Xixuau is an Amazon experience like no other. 30 hours by boat from the tourist lodges of Manaus, far from the nearest road, shop or mobile phone mast, 22 families live in simple wooden huts on the banks of the Xixuau river. I stayed in a maloca: a round, thatched wooden house in the style of the neighbouring Waimiri-Atroari indigenous community, and felt incredibly welcomed by everyone.
Each day my guide asked what I'd like to do; as it was high water season we generally went out in a canoe, paddling through the magical flooded rainforest, 8m above the forest floor. We followed the distant roar of howler monkeys until we found them, the whole forest reverberating around us. Pink dolphins swam between the tree trunks and toucans flew overhead. Trekking through the spectacular forest I learned how they harvest rubber and brazil nuts, and saw the signs of tapirs, armadillos and jaguar.
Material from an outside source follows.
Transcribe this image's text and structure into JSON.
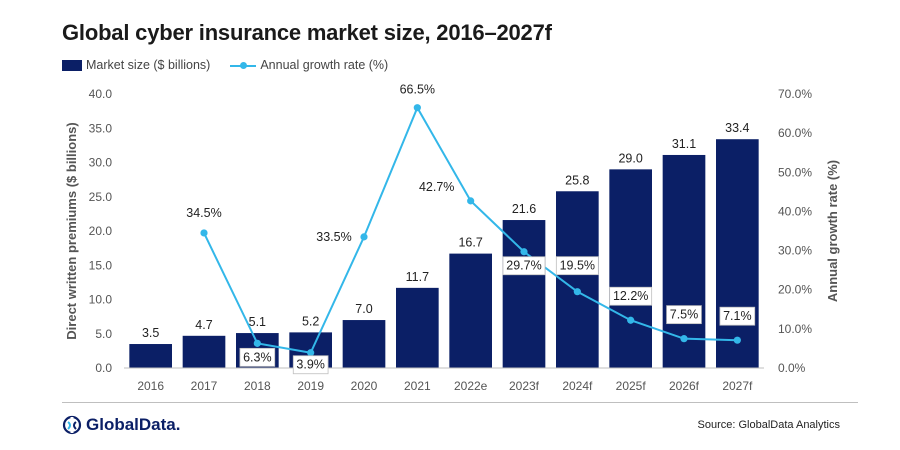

Food was always good and wholesome, with fruit for breakfast and fresh fish, rice and salad for lunch - I even caught my own piranha!
This is an absolutely wonderful experience for adventurous travellers: there is a wooden bathroom next to the maloca with basic loo and shower, and a generator lights Xixuau in the evening. But the community is in the rainforest, and the rainforest is in the community - and in the maloca! (Fortunately with the exception of mosquitos, which aren't keen on the 'black water' of the Rio Negro tributaries.) This means that without even leaving Xixuau I got to see a sloth, rescued from a flooded tree, eagles, butterlies, caymen and tiny orphaned monkeys adopted by local families.
The best thing is that the ecotourism business is truly owned by Xixuau: they have decided for themselves how to use the proceeds, including on food for all the families, investment in a tiny school, boats and a health post. This is sustainable, community-owned ecotourism at its best.